While Stephen initially commuted down south, David got a job as a Dyson demonstrator at the Silverlink Retail Park before moving to John Lewis in Newcastle city centre.
When Stephen gave up flying, he took a retail job in Fenwick. He joined David briefly at John Lewis before taking a position as guest host at the Crown Plaza Hotel in Newcastle.
The pair fully embraced their new life in Wallsend, as Stephen explained:
“People often asked if we’d move back down south but we loved the fact that from our home, we could be in the city centre, the coast or the countryside in just 15 minutes.
“We’d say, why would we move away from having so much on the doorstep and return to battling with the M25!”
In 2017, David underwent surgery on a hernia and afterwards, suffered chronic pain in his pelvis. He sought medical advice and the loving couple were eventually given the devastating news that the cancer had returned. Further investigation found the primary source was the prostate, which had spread to the bones. Worse still, they were told the cancer was terminal.
Though heartbroken, the pair chose to accept David’s diagnosis and they began making preparations while cherishing the time they had left together. Stephen retired to become David’s carer.
During a scan at the Freeman Hospital in Newcastle, David collapsed and became paralysed from the waist down. Two weeks later, it was suggested David be moved to St Oswald’s Hospice.
“David described the hospice as a ‘boutique hotel’. He could only have bed baths at the hospital but now the staff could help him take a bath. The chef would also ask if there was anything David wanted to eat, even if it wasn’t on the menu. All the staff were amazing.”
It was David’s idea that he and Stephen renew their vows, and after spending time with our Spiritual Care Lead, Davina, plans were put in place.
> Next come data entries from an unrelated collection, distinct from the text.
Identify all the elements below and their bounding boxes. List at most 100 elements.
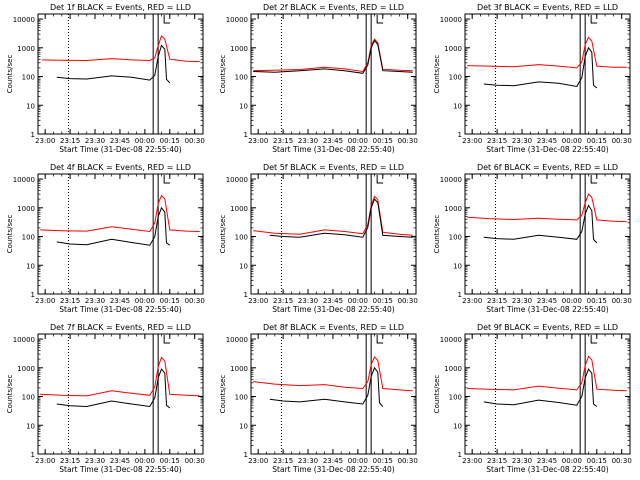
x-tick-label: 00:30 bbox=[612, 457, 632, 465]
y-tick-label: 10000 bbox=[226, 176, 248, 184]
interval-bracket bbox=[376, 175, 384, 184]
y-tick-label: 100 bbox=[449, 234, 462, 242]
y-tick-label: 1000 bbox=[230, 45, 248, 53]
lld-series-line bbox=[253, 195, 413, 236]
x-tick-label: 00:00 bbox=[135, 297, 155, 305]
events-series-line bbox=[483, 46, 598, 89]
x-axis-label: Start Time (31-Dec-08 22:55:40) bbox=[486, 305, 608, 314]
x-axis-label: Start Time (31-Dec-08 22:55:40) bbox=[486, 145, 608, 154]
lld-series-line bbox=[40, 356, 200, 397]
interval-bracket bbox=[590, 15, 598, 24]
y-tick-label: 1 bbox=[31, 131, 35, 139]
x-tick-label: 23:15 bbox=[60, 457, 80, 465]
y-tick-label: 10 bbox=[453, 422, 462, 430]
x-tick-label: 23:15 bbox=[60, 137, 80, 145]
plot-frame bbox=[464, 333, 631, 455]
y-tick-label: 10 bbox=[239, 102, 248, 110]
x-tick-label: 23:45 bbox=[323, 457, 343, 465]
detector-panel-9: Det 9f BLACK = Events, RED = LLD 1 10 100 10… bbox=[433, 323, 632, 474]
x-tick-label: 23:15 bbox=[273, 137, 293, 145]
x-tick-label: 00:15 bbox=[587, 137, 607, 145]
x-tick-label: 23:30 bbox=[85, 457, 105, 465]
lld-series-line bbox=[467, 36, 627, 69]
lld-series-line bbox=[253, 355, 413, 392]
x-tick-label: 00:30 bbox=[185, 457, 205, 465]
interval-bracket bbox=[376, 15, 384, 24]
y-tick-label: 1 bbox=[244, 291, 248, 299]
x-tick-label: 23:00 bbox=[248, 137, 268, 145]
plot-frame bbox=[250, 173, 417, 295]
y-tick-label: 1000 bbox=[444, 45, 462, 53]
interval-bracket bbox=[590, 335, 598, 344]
panel-title: Det 1f BLACK = Events, RED = LLD bbox=[50, 3, 191, 12]
panel-title: Det 7f BLACK = Events, RED = LLD bbox=[50, 323, 191, 332]
x-tick-label: 23:45 bbox=[537, 297, 557, 305]
y-tick-label: 10000 bbox=[13, 336, 35, 344]
x-tick-label: 00:30 bbox=[185, 297, 205, 305]
y-tick-label: 100 bbox=[449, 394, 462, 402]
y-axis-label: Counts/sec bbox=[6, 375, 14, 414]
y-tick-label: 10 bbox=[453, 102, 462, 110]
panel-title: Det 9f BLACK = Events, RED = LLD bbox=[477, 323, 618, 332]
plot-frame bbox=[250, 13, 417, 135]
detector-panel-5: Det 5f BLACK = Events, RED = LLD 1 10 100 10… bbox=[219, 163, 418, 314]
y-tick-label: 1000 bbox=[17, 205, 35, 213]
x-axis-label: Start Time (31-Dec-08 22:55:40) bbox=[59, 465, 181, 474]
panel-title: Det 4f BLACK = Events, RED = LLD bbox=[50, 163, 191, 172]
y-tick-label: 100 bbox=[235, 74, 248, 82]
y-tick-label: 10000 bbox=[13, 16, 35, 24]
x-tick-label: 00:30 bbox=[398, 137, 418, 145]
x-tick-label: 00:15 bbox=[587, 297, 607, 305]
plot-frame bbox=[250, 333, 417, 455]
y-tick-label: 100 bbox=[22, 234, 35, 242]
x-tick-label: 00:15 bbox=[587, 457, 607, 465]
x-tick-label: 23:15 bbox=[487, 297, 507, 305]
panel-title: Det 2f BLACK = Events, RED = LLD bbox=[263, 3, 404, 12]
x-tick-label: 23:45 bbox=[110, 137, 130, 145]
y-axis-label: Counts/sec bbox=[433, 375, 441, 414]
interval-bracket bbox=[163, 175, 171, 184]
x-axis-label: Start Time (31-Dec-08 22:55:40) bbox=[272, 465, 394, 474]
x-tick-label: 23:45 bbox=[110, 457, 130, 465]
y-tick-label: 10 bbox=[239, 262, 248, 270]
panel-title: Det 6f BLACK = Events, RED = LLD bbox=[477, 163, 618, 172]
y-tick-label: 1 bbox=[458, 131, 462, 139]
lld-series-line bbox=[253, 38, 413, 73]
y-tick-label: 1 bbox=[458, 451, 462, 459]
x-axis-label: Start Time (31-Dec-08 22:55:40) bbox=[486, 465, 608, 474]
detector-panel-2: Det 2f BLACK = Events, RED = LLD 1 10 100 10… bbox=[219, 3, 418, 154]
x-axis-label: Start Time (31-Dec-08 22:55:40) bbox=[272, 305, 394, 314]
x-tick-label: 23:00 bbox=[462, 457, 482, 465]
y-axis-label: Counts/sec bbox=[6, 55, 14, 94]
events-series-line bbox=[56, 368, 171, 409]
y-axis-label: Counts/sec bbox=[219, 55, 227, 94]
events-series-line bbox=[483, 204, 598, 244]
y-tick-label: 1 bbox=[31, 451, 35, 459]
x-tick-label: 23:15 bbox=[487, 457, 507, 465]
events-series-line bbox=[483, 368, 598, 407]
events-series-line bbox=[56, 44, 171, 84]
detector-panel-6: Det 6f BLACK = Events, RED = LLD 1 10 100 10… bbox=[433, 163, 632, 314]
y-tick-label: 10 bbox=[453, 262, 462, 270]
x-tick-label: 00:30 bbox=[398, 297, 418, 305]
y-tick-label: 1000 bbox=[444, 205, 462, 213]
interval-bracket bbox=[163, 15, 171, 24]
detector-panel-4: Det 4f BLACK = Events, RED = LLD 1 10 100 10… bbox=[6, 163, 205, 314]
x-tick-label: 23:00 bbox=[248, 457, 268, 465]
y-axis-label: Counts/sec bbox=[433, 55, 441, 94]
x-tick-label: 23:30 bbox=[512, 457, 532, 465]
plot-frame bbox=[37, 173, 204, 295]
x-tick-label: 23:30 bbox=[298, 297, 318, 305]
y-tick-label: 10000 bbox=[226, 336, 248, 344]
y-tick-label: 1000 bbox=[17, 45, 35, 53]
x-tick-label: 23:30 bbox=[298, 137, 318, 145]
y-tick-label: 1000 bbox=[444, 365, 462, 373]
x-tick-label: 23:00 bbox=[462, 297, 482, 305]
plot-frame bbox=[37, 13, 204, 135]
y-tick-label: 10000 bbox=[440, 176, 462, 184]
x-tick-label: 00:30 bbox=[185, 137, 205, 145]
panel-title: Det 5f BLACK = Events, RED = LLD bbox=[263, 163, 404, 172]
events-series-line bbox=[56, 206, 171, 246]
y-tick-label: 100 bbox=[235, 234, 248, 242]
x-tick-label: 23:00 bbox=[35, 137, 55, 145]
Stephen reflected: “The organisation the hospice did was amazing. A volunteer made us some flowers and while one of the nurses created a photo album.
“It was a beautiful day and, because our civil ceremony previously had been so low key, it was nice to be able to renew our vows with family and friends.
“It was David’s way of getting everyone together to say goodbye.”
David died on 9th December 2019, leaving his devoted partner bereft.
Stephen promised his partner he wouldn’t become trapped in his grief and has tried to stick to this as a way of managing his emotions over the years. But like so many bereaved families, Christmas is a particularly difficult time.
Stephen said: “I wake up on Christmas Day thinking of David. I’ll usually have a little cry, wishing he was still here.”
Christmas Day for the couple would usually involve breakfast followed by a walk at the coast. They would then return home to exchange gifts – all except one, as Stephen explained:
“We kept a present back each that we would put on the dining table to exchange just before Christmas lunch. We used to call them our ‘table presents’.”
Stephen now visits his good friend, Gail, on Christmas Day, whose husband, Billy, sadly died of the same cancer as David.
Stephen joins Gail and her family for Christmas lunch, where they have embraced the ‘table present’ tradition.
The gesture makes Stephen remember the ‘table present’ of Italian silk socks that David had bought him but never had the chance to exchange with the love of his life. He added:
“I wear them very occasionally because they’re so special to me. It was very like David to have thought about getting that year’s ‘table present’ in advance.”
One for David and another for Billy.
It is Stephen’s way of showing that, although they can’t be with their loved ones at Christmas, the love still burns bright.